String expectedOutput = "Das ist ein Test.\nsoweit scheint das ganze zu? funktionieren.\nNoch ein Test.\n";
Any ideas? Can this be achieved using regexes?
replaceAll("\\s+", " ")
is NOT what I'm looking for. If this regex would preserve exactly 1 newline of the ones existing it would be perfect.

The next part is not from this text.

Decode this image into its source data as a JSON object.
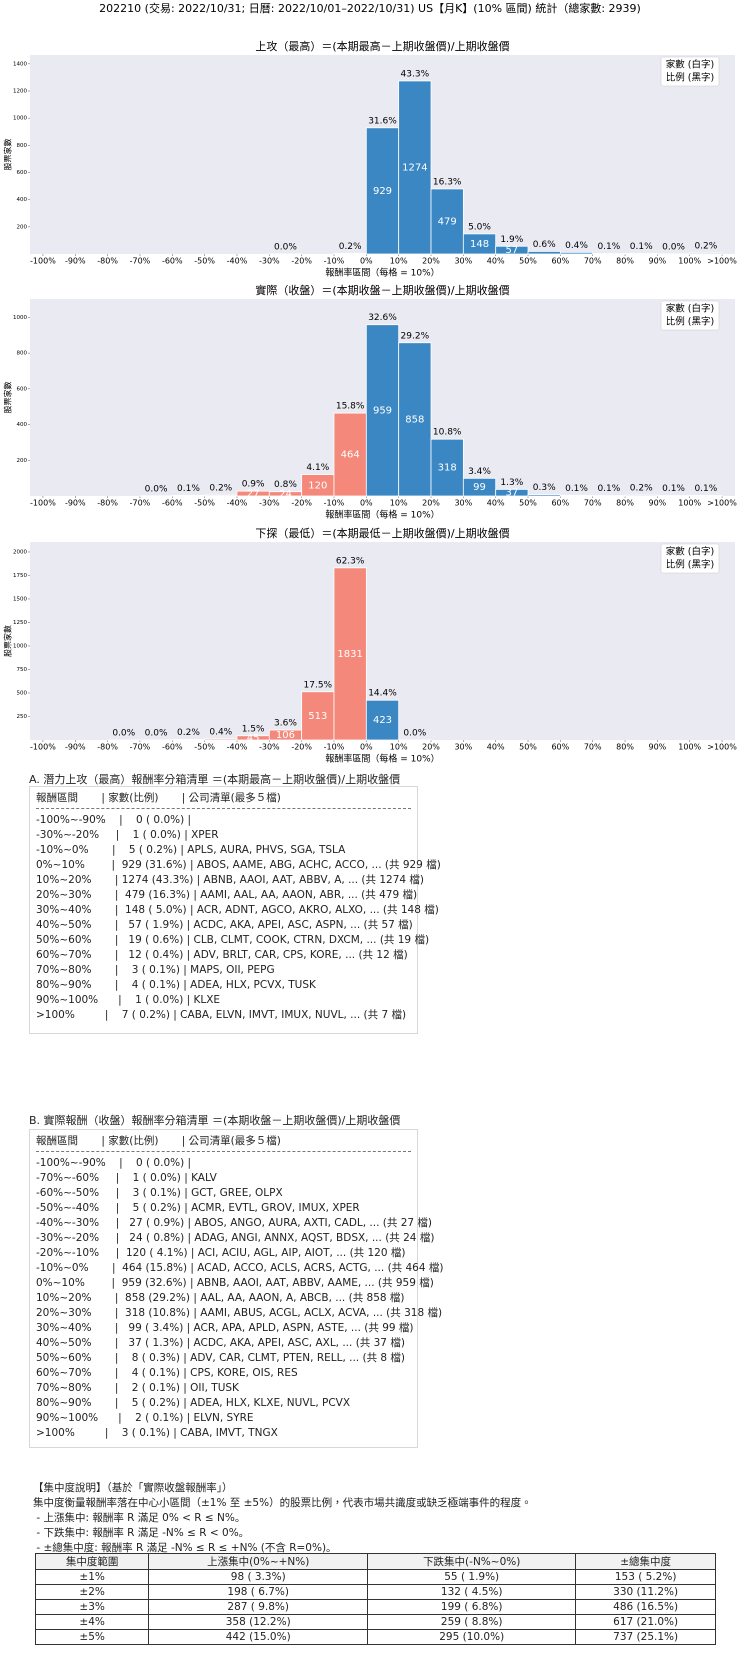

I have tried this but this seems suboptimal to me...:
BufferedReader bufReader = new BufferedReader(new StringReader(testContent));
String line = null;
StringBuilder newString = new StringBuilder();
while ((line = bufReader.readLine()) != null) {
String temp = line.replaceAll("\\s+", " ");
if (!temp.trim().equals("")) {
newString.append(temp.trim());
newString.append("\n");
}
}
In a single regex (plus a small patch for tabs):
input.replaceAll("^\\s+|\\s+$|\\s*(\n)\\s*|(\\s)\\s*", "$1$2")
.replace("\t"," ");
The regex looks daunting, but in fact decomposes nicely into these parts that are OR-ed together:
^\s+
– match whitespace at the beginning;\s+$
– match whitespace at the end;\s*(\n)\s*
– match whitespace containing a newline, and capture that newline;(\s)\s*
– match whitespace, capturing the first whitespace character.The result will be a match with two capture groups, but only one of the groups may be non-empty at a time. This allows me to replace the match with "$1$2"
, which means "concatenate the two capture groups."
The only remaining problem is that I can't replace a tab with a space using this approach, so I fix that up with a simple non-regex character replacement.